Warfare Class

Compare this story in the Washington Post to the one in USA Today about which I posted earlier:
Army Capt. Lonnie Moore lost his right leg and -- he thought -- his career last April when his convoy was ambushed on the road to Ramadi, in central Iraq. The injury led to some dark days in Walter Reed Army Medical Center as Moore, 29, began his recuperation and contemplated life outside the military.
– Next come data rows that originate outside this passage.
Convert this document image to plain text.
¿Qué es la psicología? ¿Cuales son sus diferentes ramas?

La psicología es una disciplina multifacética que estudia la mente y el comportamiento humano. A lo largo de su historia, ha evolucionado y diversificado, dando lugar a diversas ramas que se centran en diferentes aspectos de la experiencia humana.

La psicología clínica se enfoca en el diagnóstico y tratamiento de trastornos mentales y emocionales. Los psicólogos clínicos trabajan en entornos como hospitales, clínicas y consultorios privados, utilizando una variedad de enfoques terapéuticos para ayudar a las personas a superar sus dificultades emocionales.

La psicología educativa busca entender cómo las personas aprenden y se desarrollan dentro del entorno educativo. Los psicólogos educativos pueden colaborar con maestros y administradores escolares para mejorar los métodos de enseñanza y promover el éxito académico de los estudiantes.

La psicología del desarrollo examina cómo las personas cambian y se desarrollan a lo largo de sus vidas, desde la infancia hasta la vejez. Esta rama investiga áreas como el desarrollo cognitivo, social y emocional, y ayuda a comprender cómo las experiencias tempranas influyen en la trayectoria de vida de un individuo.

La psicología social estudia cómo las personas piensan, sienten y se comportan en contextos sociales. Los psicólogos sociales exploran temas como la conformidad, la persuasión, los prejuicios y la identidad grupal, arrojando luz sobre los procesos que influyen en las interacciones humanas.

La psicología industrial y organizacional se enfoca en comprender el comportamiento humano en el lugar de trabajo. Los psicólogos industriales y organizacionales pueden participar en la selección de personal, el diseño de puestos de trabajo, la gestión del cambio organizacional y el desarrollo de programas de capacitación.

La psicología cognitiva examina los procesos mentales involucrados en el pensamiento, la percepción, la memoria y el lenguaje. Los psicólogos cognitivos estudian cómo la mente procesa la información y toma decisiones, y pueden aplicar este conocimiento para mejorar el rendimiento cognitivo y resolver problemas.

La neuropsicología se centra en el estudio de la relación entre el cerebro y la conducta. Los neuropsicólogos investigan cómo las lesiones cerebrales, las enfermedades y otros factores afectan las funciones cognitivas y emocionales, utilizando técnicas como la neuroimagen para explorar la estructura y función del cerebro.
Within months, however, he had received job offers from a munitions company, an information technology firm, and the Department of Veterans Affairs itself. And that's without sending out a résumé.

"People tend to seek us out," Moore said of the veterans, particularly those who have been injured, returning from Iraq and Afghanistan. "They know we'll be an asset to their companies, and that we're not going to let our injuries stand in the way. . . . Everybody I've known that's gotten out, they're not having a hard time finding jobs."
The only other personal account of a wounded veteran finding such lush job placement was also an Army Captain. Maybe I’m being too cynical, but I’m distressed by these two stories—one in USA Today featuring the difficulty of infantrymen and reservists (and one Marine corporal who is singled out as not having PTSD) getting back to their lives, where it is said that it’s the responsibility of the soldier to seek help, versus one in the WaPo featuring Army captains going to career fairs at Walter Reed where they are offered jobs by US government contractors without so much as a résumé.

I’m reminded of Fahrenheit 9/11, which, contrary to popular opinion, I felt was much more about classism in America than a divide between the Left and the Right. I get the feeling that the soldiers featured in the USA Today article are of the kind picked up in the parking lots of poor communities—the kind of recruiting we saw in the aforementioned film. The soldiers from the WaPo article…well, I don’t know if they were West Point grads, or grunts who worked their way to captain or what, but the important part is that they came out as captains, and that seems to have afforded them a certain level of concern that the other soldiers weren’t.

There’s not really enough information between these two stories to definitely discern whether my suspicions are accurate, and I hope I’m wrong, but there was an underclass of severely messed-up and forgotten vets created after Vietnam, and, at this point, it sure looks that’s yet another mistake from which we’ve failed to learn.